I think it is very plausible that they don't use NMR structures here, but I was looking for a specific statement on it in the paper. I think your guess is plausible, but I don't think the paper is clear enough here to be sure about this interpretation.
Yes, thanks for calling that out. In verifying my statement I actually was confused because you can see they filter NMR out of the eval set (saying so explicitly) but don't say that in the test set section (IMHO they should be required to publish the actual selection script so we can inspect the results).
> Input mmCIFs are restricted to have resolution less than 9 Å. This is not a very restrictive filter and only removes around 0.2% of structures
NMR structures are more than 0.2% so that doesn't fit to the assumption that they implicitly remove NMR structures here. But if I filter by resolution on the PDB homepage it does remove essentially all NMR structures. I'm really not sure what to think here, the description seems too soft to know what they did exactly.
interesting observation and experience. must have made thesis development complex, assuming the realization dawned on you during the phd.
what do you trust more than NMR?
AF's dependence on MSAs also seems sub-optimal; curious to hear your thoughts?
that said, it's understandable why they used MSAs, even if it seems to hint at winning CASP more than developing a generalizable model.

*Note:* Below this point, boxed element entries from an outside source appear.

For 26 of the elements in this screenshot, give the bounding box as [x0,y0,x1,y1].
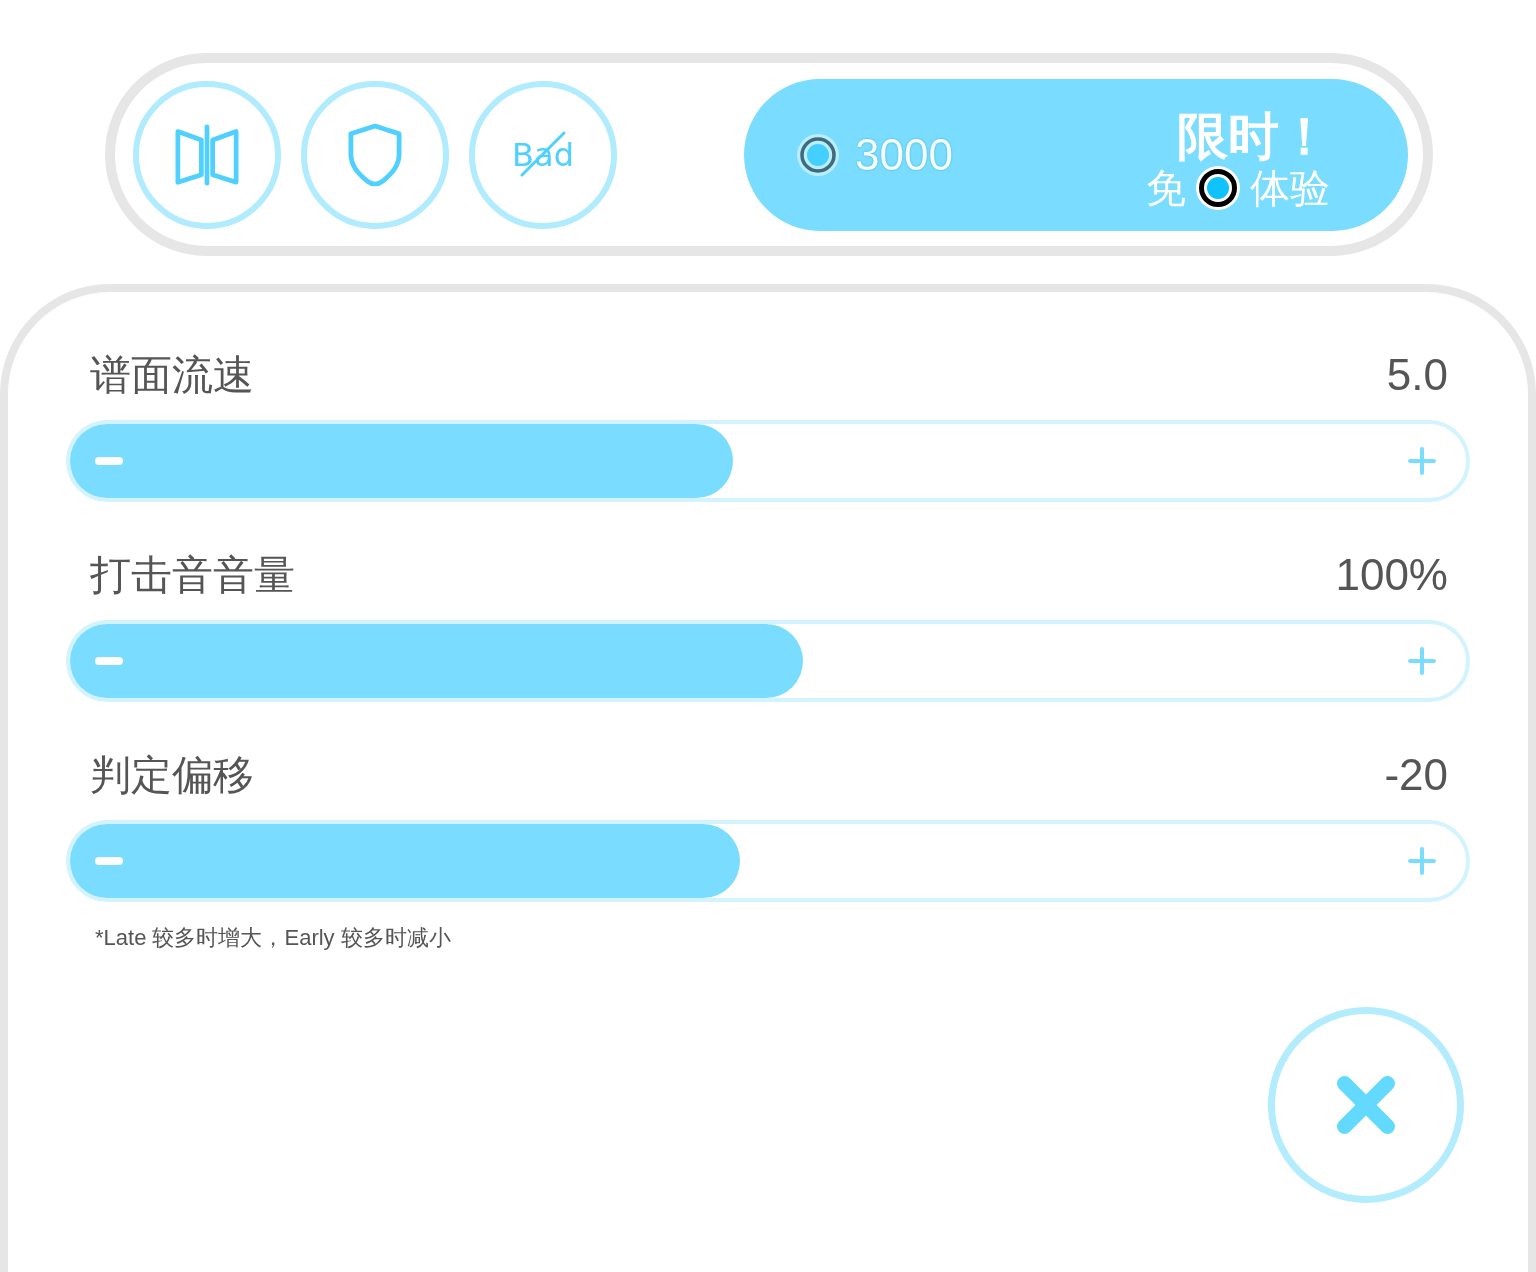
slider-fill[interactable] [70,424,734,498]
coin-icon [797,133,839,176]
footnote-text: *Late 较多时增大，Early 较多时减小 [95,924,451,952]
setting-label: 判定偏移 [90,751,254,799]
minus-icon[interactable] [95,857,123,865]
promo-text: 体验 [1250,164,1330,211]
setting-value: -20 [1384,751,1448,799]
promo-text: 免 [1146,164,1186,211]
setting-value: 5.0 [1386,351,1448,399]
slider-fill[interactable] [70,824,741,898]
promo-button[interactable]: 3000 限时！ 免 体验 [744,78,1408,231]
plus-icon[interactable] [1408,847,1436,875]
shield-icon [348,122,402,187]
minus-icon[interactable] [95,657,123,665]
coin-price: 3000 [855,132,953,177]
slider-fill[interactable] [70,624,803,698]
setting-label: 谱面流速 [90,351,254,399]
close-icon [1337,1076,1395,1134]
coin-icon [1196,165,1240,210]
promo-title: 限时！ [1177,108,1330,165]
setting-label: 打击音音量 [90,551,295,599]
setting-value: 100% [1335,551,1448,599]
mirror-icon [175,123,239,186]
plus-icon[interactable] [1408,647,1436,675]
plus-icon[interactable] [1408,447,1436,475]
minus-icon[interactable] [95,457,123,465]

arguably, MSA-dependence is the wise choice for early prediction models as demonstrated by widespread accolades and adoption, i.e., it's an MVP with known limitations as they build toward sophisticated approaches.
My realizations happened after my PhD. When I was writing my PhD I still believed we would solve the protein folding and structure prediction problems using classical empirical force fields.
It wasn't until I started my postdocs, where I started learning about protein evolutionary relationships (and competing in CASP), that I changed my mind.
I wouldn't say it so much as "multiple sequence alignments"; those are just tools to express protein relationships in a structured way.
If Alphafold now, or in the future, requires no evolutionary relationships based on sequence (uniprot) and can work entirely by training on just the proteins in PDB (many of which are evoutionarily related) and still be able to predict novel folds, it will be very interesting times. The one thing I have learned is that evolutionary knowledge makes many hard problems really easy, because you're taking advantage of billions of years of nature and an easy readout.